These Treehaus Audiolab full-range field-coil speakers present an innovative approach to old-school tech
Rich Pinto is an audio iconoclast of sorts, and his company, Treehaus Audiolab, produces perfectionist loudspeakers and vacuum-tube electronics. A design philosophy that emphasises natural sound is underpinned by the use of pure, natural materials in the construction of the audio atelier’s components, where wood, paper, and metal are employed in a truly artisanal fashion.
Treehaus Audiolab’s loudspeakers are certainly conversation-starters, and that’s before the first needle-drop. (Pinto, like many music lovers and cognoscenti of the world’s top audio equipment, understands that LPs remain the apex predator of the audio food chain, eating digital anything for lunch). These speakers look like nothing else, and aficionados of mid-century design will appreciate the respectful reference to the iconic furniture of George Nakashima, whose creations relied upon thick, elaborately grained wood planks, purposefully adapted to his stylistic aesthetic.
Pinto uses specimen-grade, line-edge walnut or elm hardwood for the speaker baffles. Front baffles of box elder, Baltic birch, or unique, cross-sectioned tree trunks that Pinto refers to as “cookies” are available to order. Hard maple sidewalls and legs support each loudspeaker, which weighs from 40kg to 68kg. The transparent, effortless sound of Treehaus speakers comes from the use of ultra-high-efficiency field-coil drivers, subtly enhanced by a low-range woofer and a super tweeter.

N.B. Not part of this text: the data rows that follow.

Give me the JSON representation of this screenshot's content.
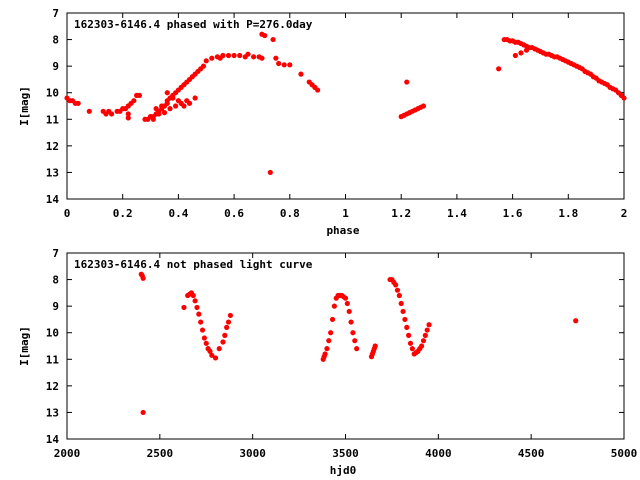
{
  "chart_data": [
    {
      "type": "scatter",
      "title": "162303-6146.4 phased with P=276.0day",
      "xlabel": "phase",
      "ylabel": "I[mag]",
      "xlim": [
        0,
        2
      ],
      "ylim": [
        14,
        7
      ],
      "y_inverted": true,
      "x_ticks": [
        "0",
        "0.2",
        "0.4",
        "0.6",
        "0.8",
        "1",
        "1.2",
        "1.4",
        "1.6",
        "1.8",
        "2"
      ],
      "x_tick_values": [
        0,
        0.2,
        0.4,
        0.6,
        0.8,
        1.0,
        1.2,
        1.4,
        1.6,
        1.8,
        2.0
      ],
      "y_ticks": [
        "7",
        "8",
        "9",
        "10",
        "11",
        "12",
        "13",
        "14"
      ],
      "y_tick_values": [
        7,
        8,
        9,
        10,
        11,
        12,
        13,
        14
      ],
      "grid": false,
      "marker_color": "#ff0000",
      "series": [
        {
          "x": [
            0.0,
            0.01,
            0.02,
            0.03,
            0.04,
            0.08,
            0.13,
            0.14,
            0.15,
            0.16,
            0.18,
            0.19,
            0.2,
            0.21,
            0.22,
            0.22,
            0.23,
            0.24,
            0.25,
            0.26,
            0.28,
            0.29,
            0.3,
            0.31,
            0.32,
            0.33,
            0.34,
            0.35,
            0.36,
            0.37,
            0.38,
            0.39,
            0.4,
            0.41,
            0.42,
            0.43,
            0.44,
            0.45,
            0.46,
            0.47,
            0.48,
            0.49,
            0.5,
            0.52,
            0.54,
            0.56,
            0.58,
            0.6,
            0.62,
            0.64,
            0.65,
            0.67,
            0.69,
            0.7,
            0.71,
            0.74,
            0.75,
            0.76,
            0.78,
            0.8,
            0.84,
            0.87,
            0.88,
            0.89,
            0.9,
            1.2,
            1.21,
            1.22,
            1.23,
            1.24,
            1.25,
            1.26,
            1.27,
            1.28,
            1.55,
            1.57,
            1.58,
            1.59,
            1.6,
            1.61,
            1.62,
            1.63,
            1.64,
            1.65,
            1.66,
            1.67,
            1.68,
            1.69,
            1.7,
            1.71,
            1.72,
            1.73,
            1.74,
            1.75,
            1.76,
            1.77,
            1.78,
            1.79,
            1.8,
            1.81,
            1.82,
            1.83,
            1.84,
            1.85,
            1.86,
            1.87,
            1.88,
            1.89,
            1.9,
            1.91,
            1.92,
            1.93,
            1.94,
            1.95,
            1.96,
            1.97,
            1.98,
            1.99,
            2.0,
            0.36,
            0.38,
            0.4,
            0.42,
            0.32,
            0.34,
            0.36,
            0.22,
            0.44,
            0.46,
            0.3,
            0.31,
            0.33,
            0.35,
            0.37,
            0.39,
            0.41,
            0.43,
            1.61,
            1.63,
            1.65
          ],
          "y": [
            10.2,
            10.3,
            10.3,
            10.4,
            10.4,
            10.7,
            10.7,
            10.8,
            10.7,
            10.8,
            10.7,
            10.7,
            10.6,
            10.6,
            10.5,
            10.8,
            10.4,
            10.3,
            10.1,
            10.1,
            11.0,
            11.0,
            10.9,
            10.9,
            10.8,
            10.7,
            10.6,
            10.5,
            10.3,
            10.2,
            10.1,
            10.0,
            9.9,
            9.8,
            9.7,
            9.6,
            9.5,
            9.4,
            9.3,
            9.2,
            9.1,
            9.0,
            8.8,
            8.7,
            8.65,
            8.6,
            8.6,
            8.6,
            8.6,
            8.65,
            8.55,
            8.65,
            8.65,
            8.7,
            7.85,
            8.0,
            8.7,
            8.9,
            8.95,
            8.95,
            9.3,
            9.6,
            9.7,
            9.8,
            9.9,
            10.9,
            10.85,
            10.8,
            10.75,
            10.7,
            10.65,
            10.6,
            10.55,
            10.5,
            9.1,
            8.0,
            8.0,
            8.05,
            8.05,
            8.1,
            8.1,
            8.15,
            8.2,
            8.25,
            8.3,
            8.3,
            8.35,
            8.4,
            8.45,
            8.5,
            8.55,
            8.55,
            8.6,
            8.65,
            8.65,
            8.7,
            8.75,
            8.8,
            8.85,
            8.9,
            8.95,
            9.0,
            9.05,
            9.1,
            9.2,
            9.25,
            9.3,
            9.4,
            9.45,
            9.55,
            9.6,
            9.65,
            9.7,
            9.8,
            9.85,
            9.9,
            10.0,
            10.1,
            10.2,
            10.0,
            10.2,
            10.3,
            10.5,
            10.6,
            10.5,
            10.4,
            10.95,
            10.4,
            10.2,
            10.9,
            11.0,
            10.8,
            10.75,
            10.6,
            10.5,
            10.4,
            10.3,
            8.6,
            8.5,
            8.4
          ],
          "outliers_x": [
            0.73,
            1.22,
            0.55,
            0.7
          ],
          "outliers_y": [
            13.0,
            9.6,
            8.7,
            7.8
          ]
        }
      ]
    },
    {
      "type": "scatter",
      "title": "162303-6146.4 not phased light curve",
      "xlabel": "hjd0",
      "ylabel": "I[mag]",
      "xlim": [
        2000,
        5000
      ],
      "ylim": [
        14,
        7
      ],
      "y_inverted": true,
      "x_ticks": [
        "2000",
        "2500",
        "3000",
        "3500",
        "4000",
        "4500",
        "5000"
      ],
      "x_tick_values": [
        2000,
        2500,
        3000,
        3500,
        4000,
        4500,
        5000
      ],
      "y_ticks": [
        "7",
        "8",
        "9",
        "10",
        "11",
        "12",
        "13",
        "14"
      ],
      "y_tick_values": [
        7,
        8,
        9,
        10,
        11,
        12,
        13,
        14
      ],
      "grid": false,
      "marker_color": "#ff0000",
      "series": [
        {
          "x": [
            2400,
            2405,
            2410,
            2410,
            2630,
            2650,
            2660,
            2670,
            2680,
            2690,
            2700,
            2710,
            2720,
            2730,
            2740,
            2750,
            2760,
            2770,
            2780,
            2800,
            2820,
            2840,
            2850,
            2860,
            2870,
            2880,
            3380,
            3385,
            3390,
            3400,
            3410,
            3420,
            3430,
            3440,
            3450,
            3460,
            3470,
            3480,
            3490,
            3500,
            3510,
            3520,
            3530,
            3540,
            3550,
            3560,
            3640,
            3645,
            3650,
            3655,
            3660,
            3740,
            3750,
            3760,
            3770,
            3780,
            3790,
            3800,
            3810,
            3820,
            3830,
            3840,
            3850,
            3860,
            3870,
            3880,
            3890,
            3900,
            3910,
            3920,
            3930,
            3940,
            3950,
            4740
          ],
          "y": [
            7.8,
            7.85,
            7.95,
            13.0,
            9.05,
            8.6,
            8.55,
            8.5,
            8.6,
            8.8,
            9.05,
            9.3,
            9.6,
            9.9,
            10.2,
            10.4,
            10.6,
            10.7,
            10.85,
            10.95,
            10.6,
            10.35,
            10.1,
            9.8,
            9.6,
            9.35,
            11.0,
            10.9,
            10.8,
            10.6,
            10.3,
            10.0,
            9.5,
            9.0,
            8.7,
            8.6,
            8.6,
            8.6,
            8.65,
            8.7,
            8.9,
            9.2,
            9.6,
            10.0,
            10.3,
            10.6,
            10.9,
            10.8,
            10.7,
            10.6,
            10.5,
            8.0,
            8.0,
            8.1,
            8.2,
            8.4,
            8.6,
            8.9,
            9.2,
            9.5,
            9.8,
            10.1,
            10.4,
            10.6,
            10.8,
            10.75,
            10.7,
            10.6,
            10.5,
            10.3,
            10.1,
            9.9,
            9.7,
            9.55
          ]
        }
      ]
    }
  ]
}
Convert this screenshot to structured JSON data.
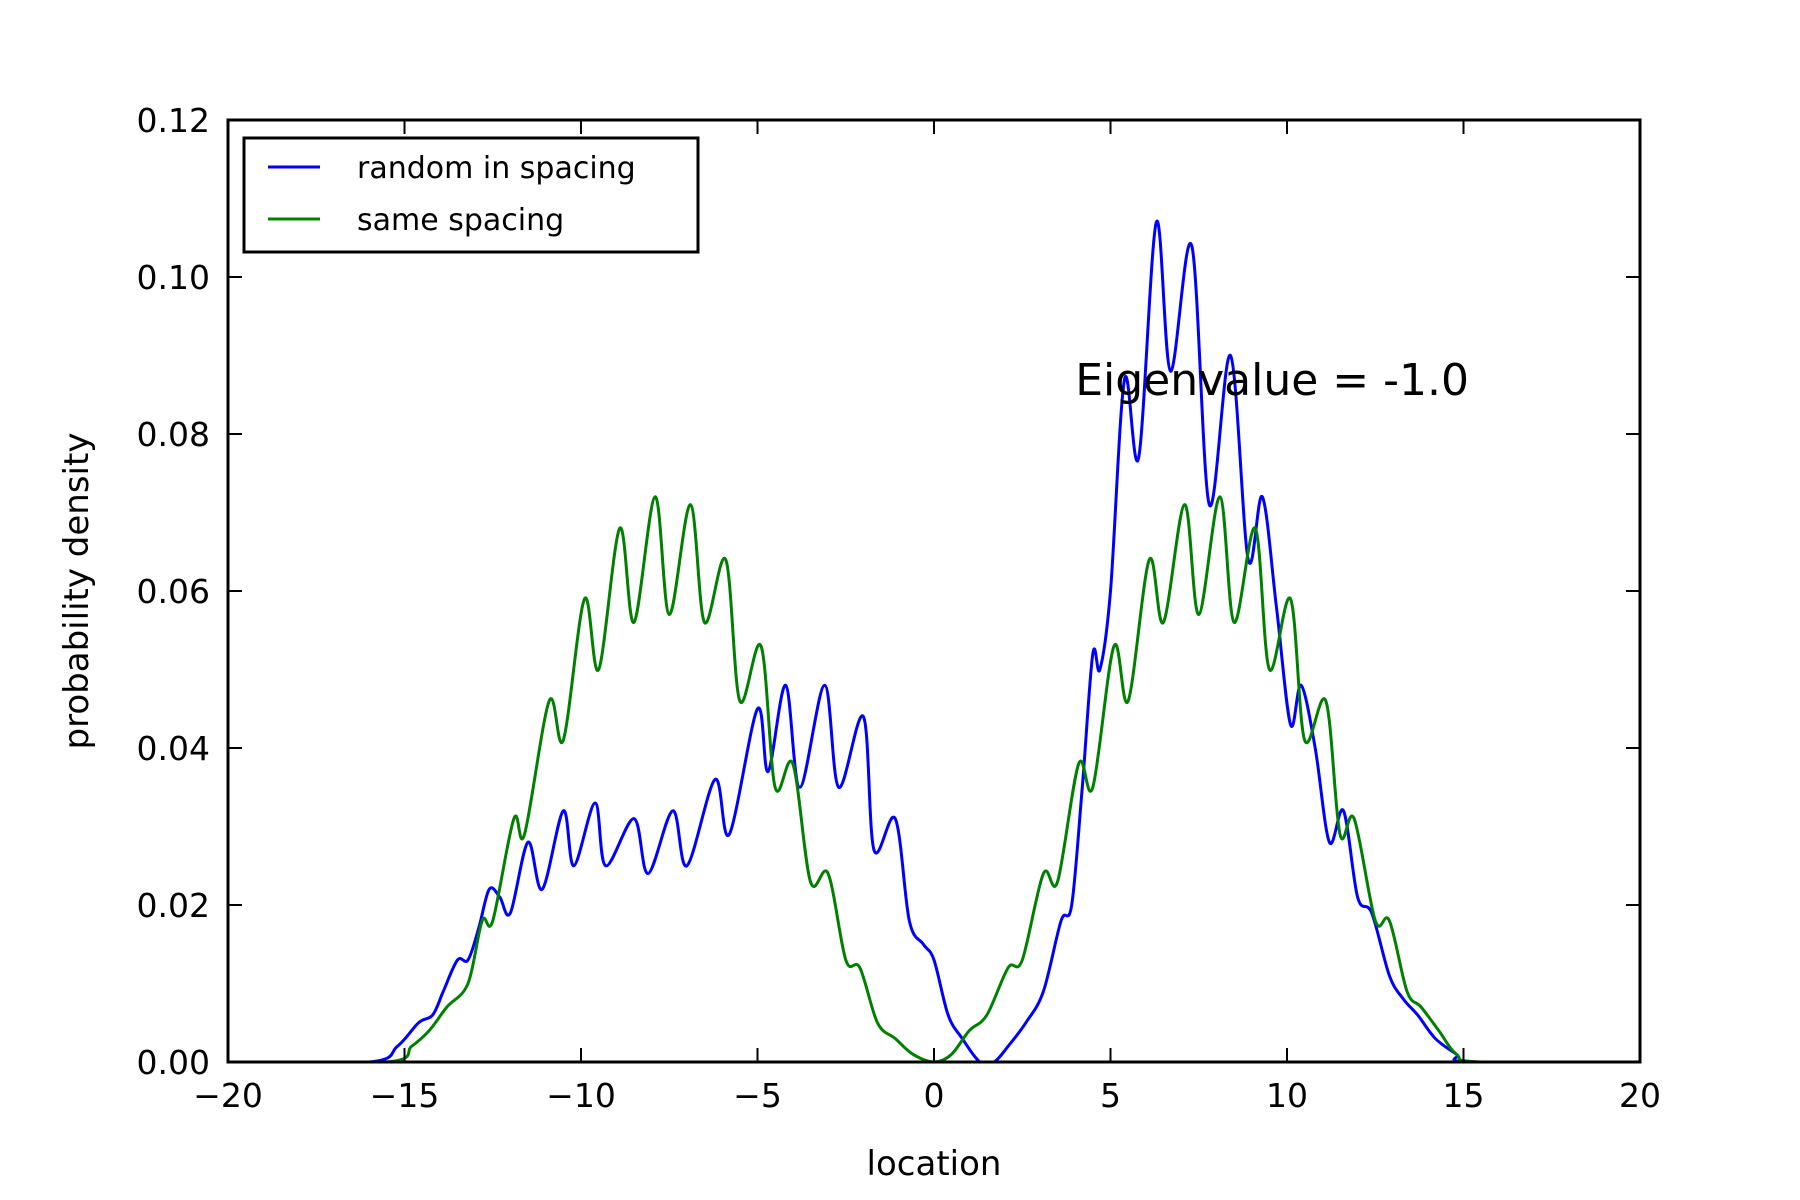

Say “loudspeaker,” and most people envision a box with a fabric grille, behind which cones of different diameters are responsible for reproducing a particular range of frequencies. And that formula can work just fine. But with problem-solving exercises like speaker design, a different set of compromises accompanies any particular technology.
With dynamic drivers imprisoned in a box, achieving a coherent soundstage, achieving time alignment of multiple drivers, and eliminating unwanted cabinet resonances require complex solutions. Such challenges are exacerbated by crossover networks that can wreak all kinds of sonic havoc if not correctly implemented. Characteristic distortions called “box colourations” are hard to shake and are what drive many audiophiles to planar ribbons, AMTs, electrostatics, horns, and every other sound-making contraption invented since Edison’s phonograph, including field-coil drivers that, used by Treehaus, are free from an enclosure of any kind.
In the case of these speakers, the full-range field-coil operates without a crossover network and does the lion’s share of music making, augmented by a 15-inch bass driver to reproduce frequencies below 90 Hz, and a high-frequency Fostex AlNiCo tweeter to make upper-octave conversation.
Properly designed, an open-baffle loudspeaker releases all of a transducer’s acoustic energy into the open air, with back waves that are not hindered by an enclosed box. The naturalness can be uncanny. Treehaus Audiolab offers two versions: The Phantom of Luxury, priced from US$29,000 per pair, uses the highest-quality drivers, while the National Treasure utilises a similar driver complement, and is priced from US$19,000 per pair.
People who are into speakers know that not all drivers are created equal. Some are almost mythical, such as the full-range field-coil driver made in Bavaria by Atelier Rullit. Using a cache of original German prewar Klangfilm and Telefunken field-coil drivers, Rullit redesigns and essentially “restomods” the transducers using old German copper wire for coils and ultra-lightweight paper for cones. The advantages of a field-coil transducer are its ultra-lightweight voice coil and cone assembly, which eliminate a heavy magnet, driving the assembly instead with a high-voltage, tube-rectified field-coil. These are the drivers that give voice to the Treehaus Audiolab speakers, going from below 100 Hz to above 15 kHz without missing a beat.
Both the Phantom of Luxury and the National Treasure models are intended to be bi-amped for the sake of the woofer, which is ideally mated to a good Class D solid-state amp, using a DSP module to control the crossover frequency (about 90 Hz) and fine-tune room response. The main field-coil driver and tweeter, which require virtually no muscle at all, are ideally powered by the vacuum-tube amp of choice, such as Treehaus Audiolab’s own 300B amplifier. Heard for the first time, a full-range field-coil loudspeaker can be revelatory—a sonic experience to be savoured.